Mongo allows us to create indexes, and it can create indexes on the "Embedded Documents", i.e. our line items.
> db.invs.createIndex({"lines.prod": 1, "lines.qty": 1, "number": 1, "date": 1} )
{
"createdCollectionAutomatically" : false,
"numIndexesBefore" : 1,
"numIndexesAfter" : 2,
"ok" : 1
}
Now under the covers, it has created an index with 3 entries in it, one for each of our line items. I can now speedily query line items relating to a certain product. I've also included a number of superfluous fields in the index, superfluous from a searching / sorting perspective, however because I have included them, if I search on that index, if all of the data I need is contained in the index, it won't even need to go back to the invoice for that data. It's almost like I have a virtual line item table. However, alas, I cannot query it the way I want.
> db.invs.find({"lines.prod": "Prod A"})
{ "_id" : ObjectId("5db8b1435dae31b910b676d4"), "number" : 13214, "date" : ISODate("2019-10-29T21:36:43.052Z"), "lines" : [ { "prod" : "Prod A", "qty" : 1 }, { "prod" : "Prod B", "qty" : 3 }, { "prod" : "Prod A", "qty" : 5 } ] }
A find is still returning one invoice with three line items in it. What I wanted back as just the 2 line items. Even if I limit my query to only return line item data
> db.invs.find({"lines.prod": "Prod A"},{"lines.prod": 1, "lines.qty": 1, "_id": 0} )
{ "lines" : [ { "prod" : "Prod A", "qty" : 1 }, { "prod" : "Prod B", "qty" : 3 }, { "prod" : "Prod A", "qty" : 5 } ] }
It is still not giving me back the 2 line items that I wanted to see. To get what I want, I have to do a far fancier query to see each of the embedded documents seperately in it's own object.
> db.invs.aggregate({$project:{"lines.prod": 1, "lines.qty": 1} },{$unwind: '$lines'} )

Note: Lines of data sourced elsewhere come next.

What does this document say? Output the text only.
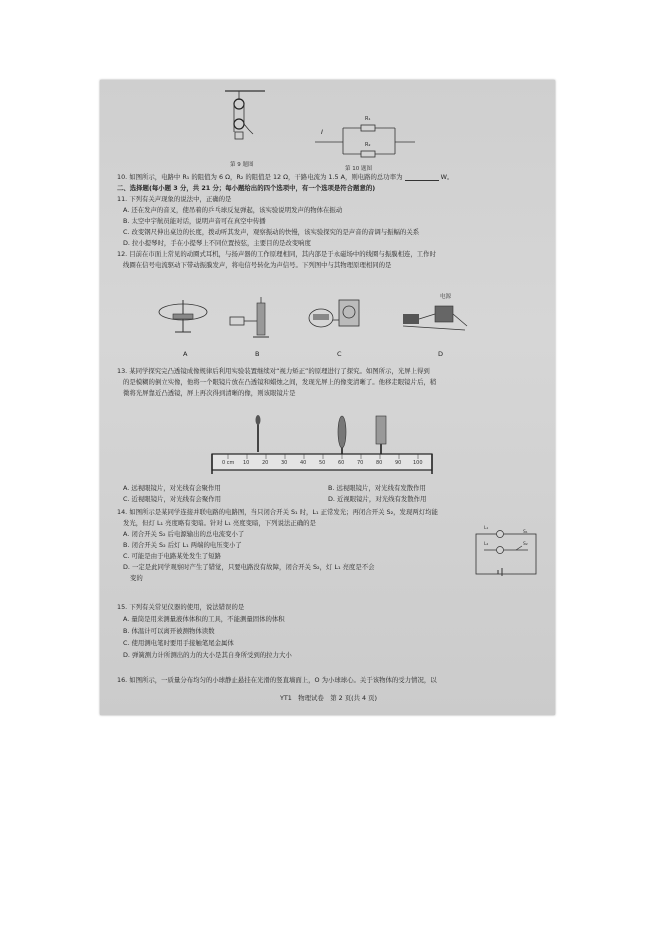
第 9 题图
I
R₁
R₂
第 10 题图
10. 如图所示，电路中 R₁ 的阻值为 6 Ω，R₂ 的阻值是 12 Ω，干路电流为 1.5 A，则电路的总功率为	W。
二、选择题(每小题 3 分，共 21 分；每小题给出的四个选项中，有一个选项是符合题意的)
11. 下列有关声现象的说法中，正确的是
A. 还在发声的音叉，使吊着的乒乓球反复弹起，该实验说明发声的物体在振动
B. 太空中宇航员能对话，说明声音可在真空中传播
C. 改变钢尺伸出桌边的长度，拨动听其发声，观察振动的快慢，该实验探究的是声音的音调与振幅的关系
D. 拉小提琴时，手在小提琴上不同位置按弦，主要目的是改变响度
12. 目前在市面上常见的动圈式耳机，与扬声器的工作原理相同，其内部是于永磁场中的线圈与振膜相连，工作时
线圈在信号电流驱动下带动振膜发声，将电信号转化为声信号。下列图中与其物理原理相同的是
电源
A	B	C	D
13. 某同学探究完凸透镜成像规律后利用实验装置继续对“视力矫正”的原理进行了探究。如图所示，光屏上得到
的是模糊的倒立实像，他将一个眼镜片放在凸透镜和蜡烛之间，发现光屏上的像变清晰了。他移走眼镜片后，稍
微将光屏靠近凸透镜，屏上再次得到清晰的像，则该眼镜片是
0 cm 10	20	30	40	50	60	70	80	90 100
A. 远视眼镜片，对光线有会聚作用	B. 远视眼镜片，对光线有发散作用
C. 近视眼镜片，对光线有会聚作用	D. 近视眼镜片，对光线有发散作用
14. 如图所示是某同学连接并联电路的电路图，当只闭合开关 S₁ 时，L₁ 正常发光；再闭合开关 S₂，发现两灯均能
发光，但灯 L₁ 亮度略有变暗。针对 L₁ 亮度变暗，下列说法正确的是
A. 闭合开关 S₂ 后电源输出的总电流变小了
B. 闭合开关 S₂ 后灯 L₁ 两端的电压变小了
C. 可能是由于电路某处发生了短路
D. 一定是此同学观察时产生了错觉，只要电路没有故障，闭合开关 S₂，灯 L₁ 亮度是不会
变的
L₁
L₂
S₁
S₂
15. 下列有关常见仪器的使用，说法错误的是
A. 量筒是用来测量液体体积的工具，不能测量固体的体积
B. 体温计可以离开被测物体读数
C. 使用测电笔时要用手接触笔尾金属体
D. 弹簧测力计所测出的力的大小是其自身所受到的拉力大小
16. 如图所示，一质量分布均匀的小球静止悬挂在光滑的竖直墙面上，O 为小球球心。关于该物体的受力情况，以
YT1　物理试卷　第 2 页(共 4 页)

{ "_id" : ObjectId("5db8b1435dae31b910b676d4"), "lines" : { "prod" : "Prod A", "qty" : 1 } }
{ "_id" : ObjectId("5db8b1435dae31b910b676d4"), "lines" : { "prod" : "Prod B", "qty" : 3 } }
{ "_id" : ObjectId("5db8b1435dae31b910b676d4"), "lines" : { "prod" : "Prod A", "qty" : 5 } }
Very cool, so now I can see the line items I wanted, but it is a bit messy, what I would really like is a sort of virtual table with the line items. So I create a "view" called lineItems using the same fancy query.

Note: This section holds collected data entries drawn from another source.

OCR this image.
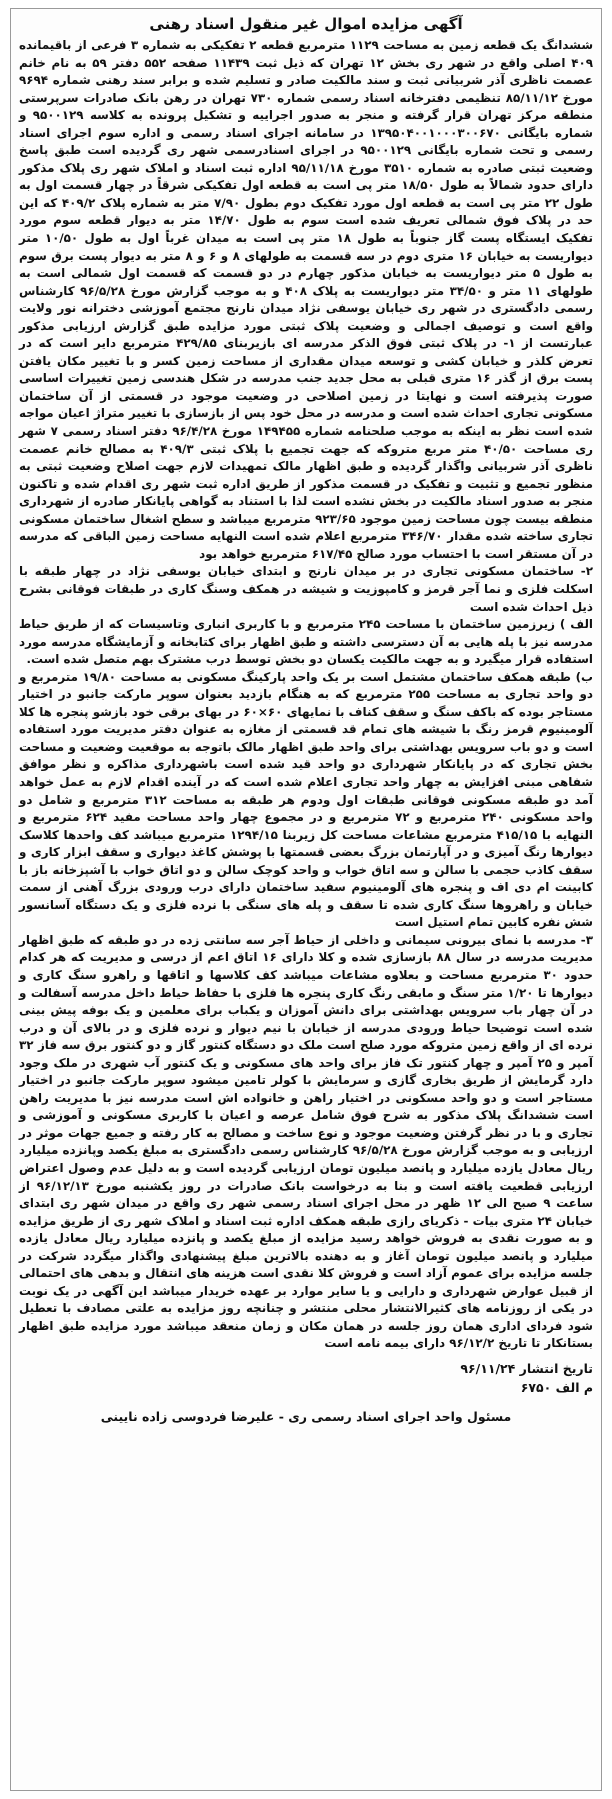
آگهی مزایده اموال غیر منقول اسناد رهنی

ششدانگ یک قطعه زمین به مساحت ۱۱۲۹ مترمربع قطعه ۲ تفکیکی به شماره ۳ فرعی از باقیمانده ۴۰۹ اصلی واقع در شهر ری بخش ۱۲ تهران که ذیل ثبت ۱۱۴۳۹ صفحه ۵۵۲ دفتر ۵۹ به نام خانم عصمت ناظری آذر شربیانی ثبت و سند مالکیت صادر و تسلیم شده و برابر سند رهنی شماره ۹۶۹۴ مورخ ۸۵/۱۱/۱۲ تنظیمی دفترخانه اسناد رسمی شماره ۷۳۰ تهران در رهن بانک صادرات سرپرستی منطقه مرکز تهران قرار گرفته و منجر به صدور اجراییه و تشکیل پرونده به کلاسه ۹۵۰۰۱۲۹ و شماره بایگانی ۱۳۹۵۰۴۰۰۱۰۰۰۳۰۰۶۷۰ در سامانه اجرای اسناد رسمی و اداره سوم اجرای اسناد رسمی و تحت شماره بایگانی ۹۵۰۰۱۲۹ در اجرای اسنادرسمی شهر ری گردیده است طبق پاسخ وضعیت ثبتی صادره به شماره ۳۵۱۰ مورخ ۹۵/۱۱/۱۸ اداره ثبت اسناد و املاک شهر ری پلاک مذکور دارای حدود شمالاً به طول ۱۸/۵۰ متر پی است به قطعه اول تفکیکی شرقاً در چهار قسمت اول به طول ۲۲ متر پی است به قطعه اول مورد تفکیک دوم بطول ۷/۹۰ متر به شماره پلاک ۴۰۹/۲ که این حد در پلاک فوق شمالی تعریف شده است سوم به طول ۱۴/۷۰ متر به دیوار قطعه سوم مورد تفکیک ایستگاه پست گاز جنوباً به طول ۱۸ متر پی است به میدان غرباً اول به طول ۱۰/۵۰ متر دیواریست به خیابان ۱۶ متری دوم در سه قسمت به طولهای ۸ و ۶ و ۸ متر به دیوار پست برق سوم به طول ۵ متر دیواریست به خیابان مذکور چهارم در دو قسمت که قسمت اول شمالی است به طولهای ۱۱ متر و ۳۴/۵۰ متر دیواریست به پلاک ۴۰۸ و به موجب گزارش مورخ ۹۶/۵/۲۸ کارشناس رسمی دادگستری در شهر ری خیابان یوسفی نژاد میدان نارنج مجتمع آموزشی دخترانه نور ولایت واقع است و توصیف اجمالی و وضعیت پلاک ثبتی مورد مزایده طبق گزارش ارزیابی مذکور عبارتست از ۱- در پلاک ثبتی فوق الذکر مدرسه ای بازیربنای ۴۲۹/۸۵ مترمربع دایر است که در تعرض کلذر و خیابان کشی و توسعه میدان مقداری از مساحت زمین کسر و با تغییر مکان یافتن پست برق از گذر ۱۶ متری قبلی به محل جدید جنب مدرسه در شکل هندسی زمین تغییرات اساسی صورت پذیرفته است و نهایتا در زمین اصلاحی در وضعیت موجود در قسمتی از آن ساختمان مسکونی تجاری احداث شده است و مدرسه در محل خود پس از بازسازی با تغییر متراژ اعیان مواجه شده است نظر به اینکه به موجب صلحنامه شماره ۱۴۹۴۵۵ مورخ ۹۶/۴/۲۸ دفتر اسناد رسمی ۷ شهر ری مساحت ۴۰/۵۰ متر مربع متروکه که جهت تجمیع با پلاک ثبتی ۴۰۹/۳ به مصالح خانم عصمت ناظری آذر شربیانی واگذار گردیده و طبق اظهار مالک تمهیدات لازم جهت اصلاح وضعیت ثبتی به منظور تجمیع و تثبیت و تفکیک در قسمت مذکور از طریق اداره ثبت شهر ری اقدام شده و تاکنون منجر به صدور اسناد مالکیت در بخش نشده است لذا با استناد به گواهی پایانکار صادره از شهرداری منطقه بیست چون مساحت زمین موجود ۹۲۳/۶۵ مترمربع میباشد و سطح اشغال ساختمان مسکونی تجاری ساخته شده مقدار ۳۴۶/۷۰ مترمربع اعلام شده است النهایه مساحت زمین الباقی که مدرسه در آن مستقر است با احتساب مورد صالح ۶۱۷/۴۵ مترمربع خواهد بود

۲- ساختمان مسکونی تجاری در بر میدان نارنج و ابتدای خیابان یوسفی نژاد در چهار طبقه با اسکلت فلزی و نما آجر قرمز و کامپوزیت و شیشه در همکف وسنگ کاری در طبقات فوقانی بشرح ذیل احداث شده است

الف ) زیرزمین ساختمان با مساحت ۲۴۵ مترمربع و با کاربری انباری وتاسیسات که از طریق حیاط مدرسه نیز با پله هایی به آن دسترسی داشته و طبق اظهار برای کتابخانه و آزمایشگاه مدرسه مورد استفاده قرار میگیرد و به جهت مالکیت یکسان دو بخش توسط درب مشترک بهم متصل شده است.

ب) طبقه همکف ساختمان مشتمل است بر یک واحد پارکینگ مسکونی به مساحت ۱۹/۸۰ مترمربع و دو واحد تجاری به مساحت ۲۵۵ مترمربع که به هنگام بازدید بعنوان سوپر مارکت جانبو در اختیار مستاجر بوده که باکف سنگ و سقف کناف با نمایهای ۶۰×۶۰ در بهای برقی خود بازشو پنجره ها کلا آلومینیوم قرمز رنگ با شیشه های تمام قد قسمتی از مغازه به عنوان دفتر مدیریت مورد استفاده است و دو باب سرویس بهداشتی برای واحد طبق اظهار مالک باتوجه به موقعیت وضعیت و مساحت بخش تجاری که در پایانکار شهرداری دو واحد قید شده است باشهرداری مذاکره و نظر موافق شفاهی مبنی افزایش به چهار واحد تجاری اعلام شده است که در آینده اقدام لازم به عمل خواهد آمد دو طبقه مسکونی فوقانی طبقات اول ودوم هر طبقه به مساحت ۳۱۲ مترمربع و شامل دو واحد مسکونی ۲۴۰ مترمربع و ۷۲ مترمربع و در مجموع چهار واحد مساحت مفید ۶۲۴ مترمربع و النهایه با ۴۱۵/۱۵ مترمربع مشاعات مساحت کل زیربنا ۱۲۹۴/۱۵ مترمربع میباشد کف واحدها کلاسک دیوارها رنگ آمیزی و در آپارتمان بزرگ بعضی قسمتها با پوشش کاغذ دیواری و سقف ابزار کاری و سقف کاذب حجمی با سالن و سه اتاق خواب و واحد کوچک سالن و دو اتاق خواب با آشپزخانه باز با کابینت ام دی اف و پنجره های آلومینیوم سفید ساختمان دارای درب ورودی بزرگ آهنی از سمت خیابان و راهروها سنگ کاری شده تا سقف و پله های سنگی با نرده فلزی و یک دستگاه آسانسور شش نفره کابین تمام استیل است

۳- مدرسه با نمای بیرونی سیمانی و داخلی از حیاط آجر سه سانتی زده در دو طبقه که طبق اظهار مدیریت مدرسه در سال ۸۸ بازسازی شده و کلا دارای ۱۶ اتاق اعم از درسی و مدیریت که هر کدام حدود ۳۰ مترمربع مساحت و بعلاوه مشاعات میباشد کف کلاسها و اتاقها و راهرو سنگ کاری و دیوارها تا ۱/۲۰ متر سنگ و مابقی رنگ کاری پنجره ها فلزی با حفاظ حیاط داخل مدرسه آسفالت و در آن چهار باب سرویس بهداشتی برای دانش آموزان و یکباب برای معلمین و یک بوفه پیش بینی شده است توضیحا حیاط ورودی مدرسه از خیابان با نیم دیوار و نرده فلزی و در بالای آن و درب نرده ای از واقع زمین متروکه مورد صلح است ملک دو دستگاه کنتور گاز و دو کنتور برق سه فاز ۳۲ آمپر و ۲۵ آمپر و چهار کنتور تک فاز برای واحد های مسکونی و یک کنتور آب شهری در ملک وجود دارد گرمایش از طریق بخاری گازی و سرمایش با کولر تامین میشود سوپر مارکت جانبو در اختیار مستاجر است و دو واحد مسکونی در اختیار راهن و خانواده اش است مدرسه نیز با مدیریت راهن است ششدانگ پلاک مذکور به شرح فوق شامل عرصه و اعیان با کاربری مسکونی و آموزشی و تجاری و با در نظر گرفتن وضعیت موجود و نوع ساخت و مصالح به کار رفته و جمیع جهات موثر در ارزیابی و به موجب گزارش مورخ ۹۶/۵/۲۸ کارشناس رسمی دادگستری به مبلغ یکصد وپانزده میلیارد ریال معادل یازده میلیارد و پانصد میلیون تومان ارزیابی گردیده است و به دلیل عدم وصول اعتراض ارزیابی قطعیت یافته است و بنا به درخواست بانک صادرات در روز یکشنبه مورخ ۹۶/۱۲/۱۳ از ساعت ۹ صبح الی ۱۲ ظهر در محل اجرای اسناد رسمی شهر ری واقع در میدان شهر ری ابتدای خیابان ۲۴ متری بیات - ذکریای رازی طبقه همکف اداره ثبت اسناد و املاک شهر ری از طریق مزایده و به صورت نقدی به فروش خواهد رسید مزایده از مبلغ یکصد و پانزده میلیارد ریال معادل یازده میلیارد و پانصد میلیون تومان آغاز و به دهنده بالاترین مبلغ پیشنهادی واگذار میگردد شرکت در جلسه مزایده برای عموم آزاد است و فروش کلا نقدی است هزینه های انتقال و بدهی های احتمالی از قبیل عوارض شهرداری و دارایی و یا سایر موارد بر عهده خریدار میباشد این آگهی در یک نوبت در یکی از روزنامه های کثیرالانتشار محلی منتشر و چنانچه روز مزایده به علتی مصادف با تعطیل شود فردای اداری همان روز جلسه در همان مکان و زمان منعقد میباشد مورد مزایده طبق اظهار بستانکار تا تاریخ ۹۶/۱۲/۲ دارای بیمه نامه است

تاریخ انتشار ۹۶/۱۱/۲۴
م الف ۶۷۵۰
مسئول واحد اجرای اسناد رسمی ری - علیرضا فردوسی زاده نایینی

> db.createView("lineItems", "invs",[ {$project:{"lines.prod": 1, "lines.qty": 1} },{$unwind: '$lines'}] )
{ "ok" : 1 }
And now I can
> db.lineItems.find()
{ "_id" : ObjectId("5db8b1435dae31b910b676d4"), "lines" : { "prod" : "Prod A", "qty" : 1 } }
{ "_id" : ObjectId("5db8b1435dae31b910b676d4"), "lines" : { "prod" : "Prod B", "qty" : 3 } }
{ "_id" : ObjectId("5db8b1435dae31b910b676d4"), "lines" : { "prod" : "Prod A", "qty" : 5 } }
Very cool, that is more like it, now I can also query on just the line items that I want. As I add invoice documents, my virtual line item table will show the new line items for me. I can query and get just the line items for one product.
db.lineItems.find({"lines.prod": "Prod A"})
{ "_id" : ObjectId("5db8b1435dae31b910b676d4"), "lines" : { "prod" : "Prod A", "qty" : 1 } }
{ "_id" : ObjectId("5db8b1435dae31b910b676d4"), "lines" : { "prod" : "Prod A", "qty" : 5 } }
Fantastic! So I can do all my analysis stuff, like checking how many of each product I have sold, just as easily as if I had gone through the whole ORM crap to put it into a relational database.
> db.lineItems.aggregate({$group: { _id: "$lines.prod", totalQty: {$sum: "$lines.qty"} } })
{ "_id" : "Prod A", "totalQty" : 6 }
{ "_id" : "Prod B", "totalQty" : 3 }
That seems to me like a way better method of working than sticking with the old SQL world, not to mention if my application goes viral, I know that I can scale out to having thousands, or millions or even a billion records in it.
Ok, maybe it wasn't so short, but hopefully it was vaguely interesting!